Table 9 Relative percentage of sugars and fatty acids in palm jaggery.
Table 10 Relative percentage of fatty acids in Kadukkai (T. chebula).
Table 11 Relative percentage of fatty acids in Neelamari (Indigofera Tinctoria).
Table 12 Relative percentage of fatty acids in Hibiscus.

The unsaturated fatty acids are the components that have imparted the hydrophobicity to the lime paste because it comprises the highest amount of C–C double bonds. The organics herbs with more amount of monounsaturated fatty acids (oleic acid) are more effective in imparting the hydrophobicity.
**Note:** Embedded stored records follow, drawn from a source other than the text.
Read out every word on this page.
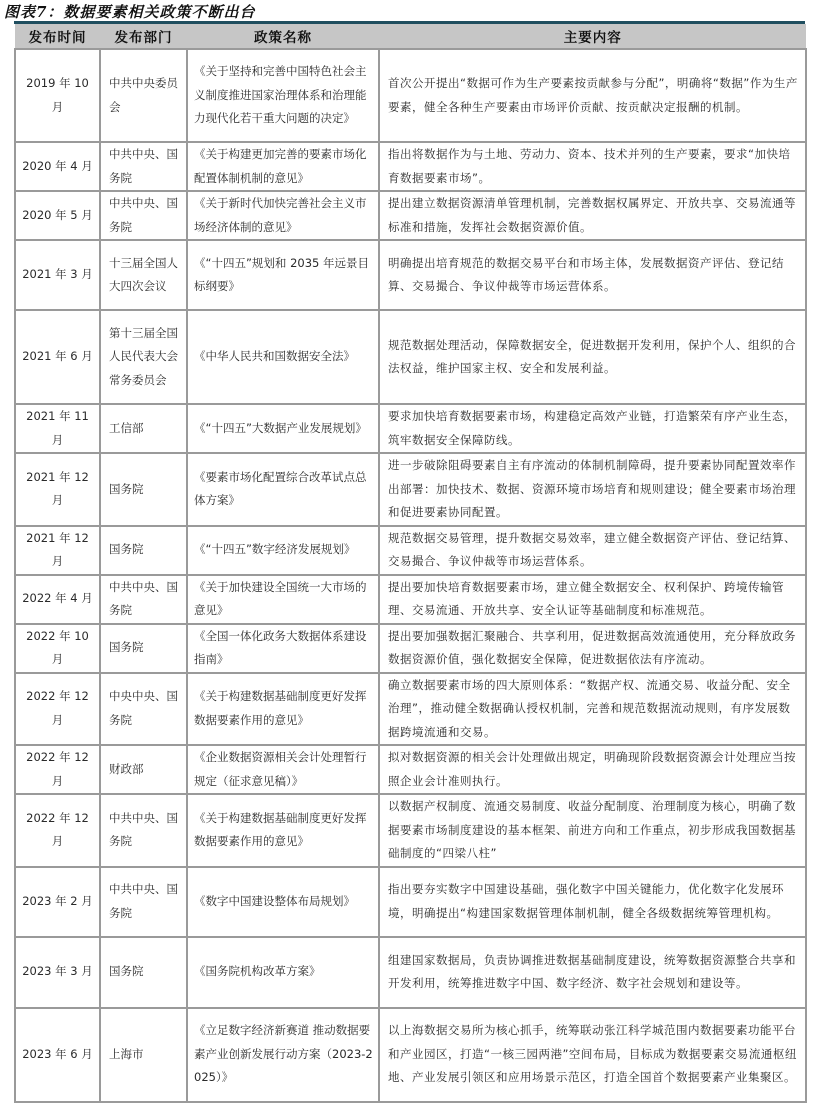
图表7：数据要素相关政策不断出台
发布时间	发布部门	政策名称	主要内容
2019 年 10 月	中共中央委员会	《关于坚持和完善中国特色社会主义制度推进国家治理体系和治理能力现代化若干重大问题的决定》	首次公开提出“数据可作为生产要素按贡献参与分配”，明确将“数据”作为生产要素，健全各种生产要素由市场评价贡献、按贡献决定报酬的机制。
2020 年 4 月	中共中央、国务院	《关于构建更加完善的要素市场化配置体制机制的意见》	指出将数据作为与土地、劳动力、资本、技术并列的生产要素，要求“加快培育数据要素市场”。
2020 年 5 月	中共中央、国务院	《关于新时代加快完善社会主义市场经济体制的意见》	提出建立数据资源清单管理机制，完善数据权属界定、开放共享、交易流通等标准和措施，发挥社会数据资源价值。
2021 年 3 月	十三届全国人大四次会议	《“十四五”规划和 2035 年远景目标纲要》	明确提出培育规范的数据交易平台和市场主体，发展数据资产评估、登记结算、交易撮合、争议仲裁等市场运营体系。
2021 年 6 月	第十三届全国人民代表大会常务委员会	《中华人民共和国数据安全法》	规范数据处理活动，保障数据安全，促进数据开发利用，保护个人、组织的合法权益，维护国家主权、安全和发展利益。
2021 年 11 月	工信部	《“十四五”大数据产业发展规划》	要求加快培育数据要素市场，构建稳定高效产业链，打造繁荣有序产业生态，筑牢数据安全保障防线。
2021 年 12 月	国务院	《要素市场化配置综合改革试点总体方案》	进一步破除阻碍要素自主有序流动的体制机制障碍，提升要素协同配置效率作出部署：加快技术、数据、资源环境市场培育和规则建设；健全要素市场治理和促进要素协同配置。
2021 年 12 月	国务院	《“十四五”数字经济发展规划》	规范数据交易管理，提升数据交易效率，建立健全数据资产评估、登记结算、交易撮合、争议仲裁等市场运营体系。
2022 年 4 月	中共中央、国务院	《关于加快建设全国统一大市场的意见》	提出要加快培育数据要素市场，建立健全数据安全、权利保护、跨境传输管理、交易流通、开放共享、安全认证等基础制度和标准规范。
2022 年 10 月	国务院	《全国一体化政务大数据体系建设指南》	提出要加强数据汇聚融合、共享利用，促进数据高效流通使用，充分释放政务数据资源价值，强化数据安全保障，促进数据依法有序流动。
2022 年 12 月	中央中央、国务院	《关于构建数据基础制度更好发挥数据要素作用的意见》	确立数据要素市场的四大原则体系：“数据产权、流通交易、收益分配、安全治理”，推动健全数据确认授权机制，完善和规范数据流动规则，有序发展数据跨境流通和交易。
2022 年 12 月	财政部	《企业数据资源相关会计处理暂行规定（征求意见稿）》	拟对数据资源的相关会计处理做出规定，明确现阶段数据资源会计处理应当按照企业会计准则执行。
2022 年 12 月	中共中央、国务院	《关于构建数据基础制度更好发挥数据要素作用的意见》	以数据产权制度、流通交易制度、收益分配制度、治理制度为核心，明确了数据要素市场制度建设的基本框架、前进方向和工作重点，初步形成我国数据基础制度的“四梁八柱”
2023 年 2 月	中共中央、国务院	《数字中国建设整体布局规划》	指出要夯实数字中国建设基础，强化数字中国关键能力，优化数字化发展环境，明确提出“构建国家数据管理体制机制，健全各级数据统筹管理机构。
2023 年 3 月	国务院	《国务院机构改革方案》	组建国家数据局，负责协调推进数据基础制度建设，统筹数据资源整合共享和开发利用，统筹推进数字中国、数字经济、数字社会规划和建设等。
2023 年 6 月	上海市	《立足数字经济新赛道 推动数据要素产业创新发展行动方案（2023-2025）》	以上海数据交易所为核心抓手，统筹联动张江科学城范围内数据要素功能平台和产业园区，打造“一核三园两港”空间布局，目标成为数据要素交易流通枢纽地、产业发展引领区和应用场景示范区，打造全国首个数据要素产业集聚区。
The recent study on the addition of oleic acid to the lime paste has observed decreased particle size precipitates57,58,59,60. The morphology of kadukkai lime paste, aloe vera lime paste, neelamari lime paste mixes has indicated the transformation of calcium hydroxide in forming the carbonate polymorphs at 7 days of testing. The unsaturated fatty acids like citric acid, hexadecenoic acid, trans-octadecanoic acid, 13-octadecanoic acid and 6-octadecenoic acid present in fermented plant extracts have accelerated the formation of microstructure at an early stage and play a role in biological nucleation.

Moreover, it regulates the growth of calcium carbonate crystals and leads to smaller particles and a more compact structure. The lime paste subsumed with unsaturated fatty acids has better mechanical properties, water resistivity and weather resistance than common reference lime paste. (Ziyang Liu 2016).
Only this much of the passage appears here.